November 01, 2006
Authorization in ASP.NETThere are two closely interlinked concepts at the heart of security for distributed applications - authentication and authorization. Authentication is the process of obtaining some sort of credentials from the users and using those credentials to verify the user's identity. Authorization is the process of allowing an authenticated user access to resources. Authentication is always precedes to Authorization; even if your application lets anonymous users connect and use the application, it still authenticates them as being anonymous.
web.config determines the users who will be authorized to or denied from the website. The default value is <alow users="*"/> which allows everyone to access the pages in the application. The value <deny users="?" /> means to deny any anonymous (unauthenticated) user trying to access the website. However, this value can be changed.
E.g., <deny users="john", "smith", "Ahmed" /> means to deny the users: john, smith and Ahmed from accessing this website - it is a black list- or you can say <deny users="*" /> <allow users="john", "smith", "Ahmed" /> which means, deny all users except john, smith, and Ahmed.

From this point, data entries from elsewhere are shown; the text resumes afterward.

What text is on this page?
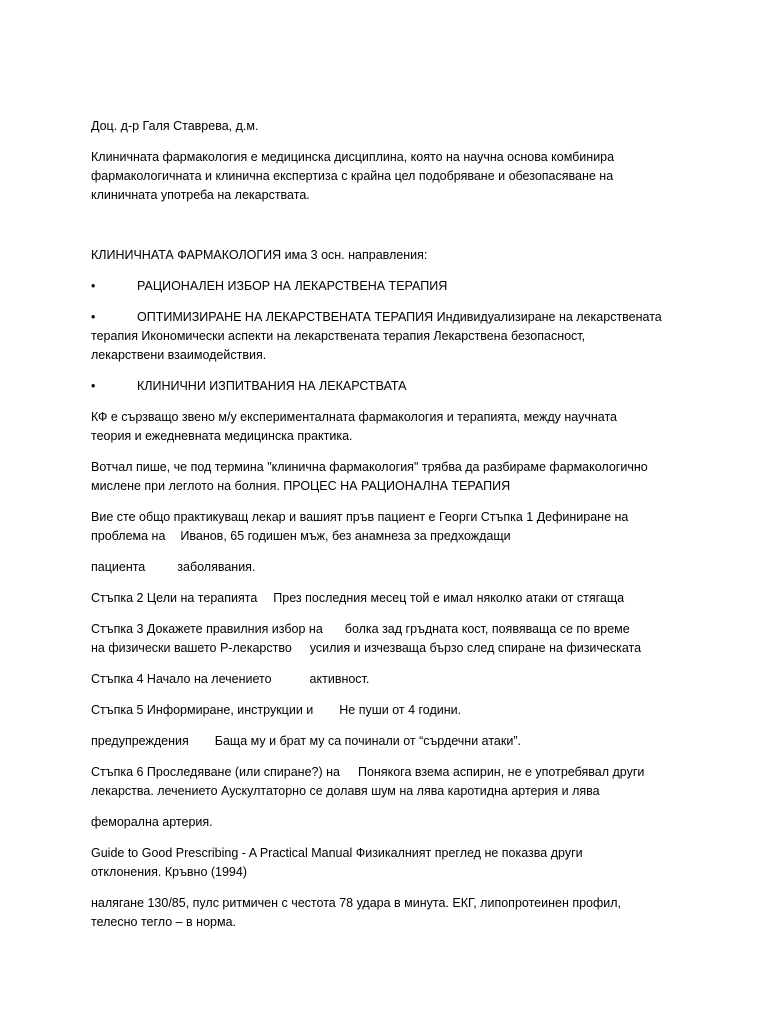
Доц. д-р Галя Ставрева, д.м.
Клиничната фармакология е медицинска дисциплина, която на научна основа комбинира
фармакологичната и клинична експертиза с крайна цел подобряване и обезопасяване на
клиничната употреба на лекарствата.
КЛИНИЧНАТА ФАРМАКОЛОГИЯ има 3 осн. направления:
•	РАЦИОНАЛЕН ИЗБОР НА ЛЕКАРСТВЕНА ТЕРАПИЯ
•	ОПТИМИЗИРАНЕ НА ЛЕКАРСТВЕНАТА ТЕРАПИЯ Индивидуализиране на лекарствената
терапия Икономически аспекти на лекарствената терапия Лекарствена безопасност,
лекарствени взаимодействия.
•	КЛИНИЧНИ ИЗПИТВАНИЯ НА ЛЕКАРСТВАТА
КФ е сързващо звено м/у експерименталната фармакология и терапията, между научната
теория и ежедневната медицинска практика.
Вотчал пише, че под термина "клинична фармакология" трябва да разбираме фармакологично
мислене при леглото на болния. ПРОЦЕС НА РАЦИОНАЛНА ТЕРАПИЯ
Вие сте общо практикуващ лекар и вашият пръв пациент е Георги Стъпка 1 Дефиниране на
проблема на Иванов, 65 годишен мъж, без анамнеза за предхождащи
пациента	заболявания.
Стъпка 2 Цели на терапията През последния месец той е имал няколко атаки от стягаща
Стъпка 3 Докажете правилния избор на болка зад гръдната кост, появяваща се по време
на физически вашето P-лекарство усилия и изчезваща бързо след спиране на физическата
Стъпка 4 Начало на лечението	активност.
Стъпка 5 Информиране, инструкции и Не пуши от 4 години.
предупреждения Баща му и брат му са починали от “сърдечни атаки”.
Стъпка 6 Проследяване (или спиране?) на Понякога взема аспирин, не е употребявал други
лекарства. лечението Аускултаторно се долавя шум на лява каротидна артерия и лява
феморална артерия.
Guide to Good Prescribing - A Practical Manual Физикалният преглед не показва други
отклонения. Кръвно (1994)
налягане 130/85, пулс ритмичен с честота 78 удара в минута. ЕКГ, липопротеинен профил,
телесно тегло – в норма.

This section sets the authorization policies
of the application. You can allow or deny access
to application resources by user or role.
Wildcards: "*" mean everyone, "?" means anonymous
<deny users="?" /> <!-- Allow all users -->
<!-- <allow users="[comma separated list of users]"
roles="[comma separated list of roles]"/>
<deny users="[comma separated list of users]"
roles="[comma separated list of roles]"/>
In some business websites, multiple employees would need access to a system in order to do specific tasks. However, each employee would have a specific role, and specific operations to do, according to the nature of his/her job or security level. E.g., an HR manager might not allowed to view the data of the seals department.
ASP.NET provides the concept of roles that gives each role a different view on specific pages.
<allow roles="HR" />
<deny users="*" />
<allow roles="sales" />
<deny users="*" />
location here means the folder name which holds the .aspx for some specific role. As the example shows, <location path="HRpages"> means that all .aspx files under the HRpages folder are protected. <allow roles="HR" /><deny users="*" /> mean deny every one from accessing pages under HRpages except those having the HR role.
After your application has authenticated users, you can proceed to authorize their access to resources. But there is a question to answer first: Just who is the user to whom your are grating access? It turns out that there are different answers to that question, depending on whether you implement impersonation. Impersonation is a technique that allows the ASP.NET process to act as the authenticated user, or as an arbitrary specified user.
ASP.NET impersonation is controlled by entries in the applications web.config file. The default setting is "no impersonation". You can explicitly specify that ASP.NET shouldn't use impersonation by including the following code in the file
With this setting ASP.NET does not perform impersonation. It means that ASP.NET will runs with its own privileges. By default ASP.NET runs as an unprivileged account named ASPNET. You can change this by making a setting in the processModel section of the machine.config file. When you make this setting, it automatically applies to every site on the server. To user a high-privileged system account instead of a low-privileged, set the userName attribute of the processModel element to SYSTEM. Using this setting is a definite security risk, as it elevates the privileges of the ASP.NET process to a point where it can do bad things to the operating system.
When you disable impersonation, all the request will run in the context of the account running ASP.NET: either the ASPNET account or the system account. This is true when you are using anonymous access or authenticating users in some fashion. After the user has been authenticated, ASP.NET uses it own identity to request access to resources.The second possible setting is to turn on impersonation.
<identity impersonate ="true"/>
In this case, ASP.NET takes on the identity IIS passes to it. If you are allowing anonymous access in IIS, this means ASP.NET will impersonate the IUSR_ComputerName account that IIS itself uses. If you aren't allowing anonymous access,ASP.NET will take on the credentials of the authenticated user and make requests for resources as if it were that user. Thus by turning impersonation on and using a non-anonymous method of authentication in IIS, you can let users log on and use their identities within your ASP.NET application.
Finally, you can specify a particular identity to use for all authenticated requests
<identity impersonate="true" username="DOMAIN\username" password= "password"/>
With this setting, all the requests are made as the specified user (Assuming the password it correct in the configuration file). So, for example you could designate a user for a single application, and use that user's identity every time someone authenticates to the application. The drawback to this technique is that you must embed the user's password in the web.config file in plain text. Although ASP.NET won't allow anyone to download this file, this is still a security risk if anyone can get the file by other means.
Now that you know what the choices are for ASP.NET authentication, here are some points that tell which to choose.
If there is nothing sensitive about the application, stick with no authentication in ASP.NET and anonymous authentication in IIS. That lets anyone who can reach the host computer use the application.
If you have to authenticate users, there are several choices. If all users have accounts on your network, use Windows authentication in ASP.net with one of the strong IIS authentication settings. If users don't have network accounts, own custom authentication scheme is preferred, means forms authorization.
If different users must have different privileges, impersonation in ASP.net configuration files needs to be turn on.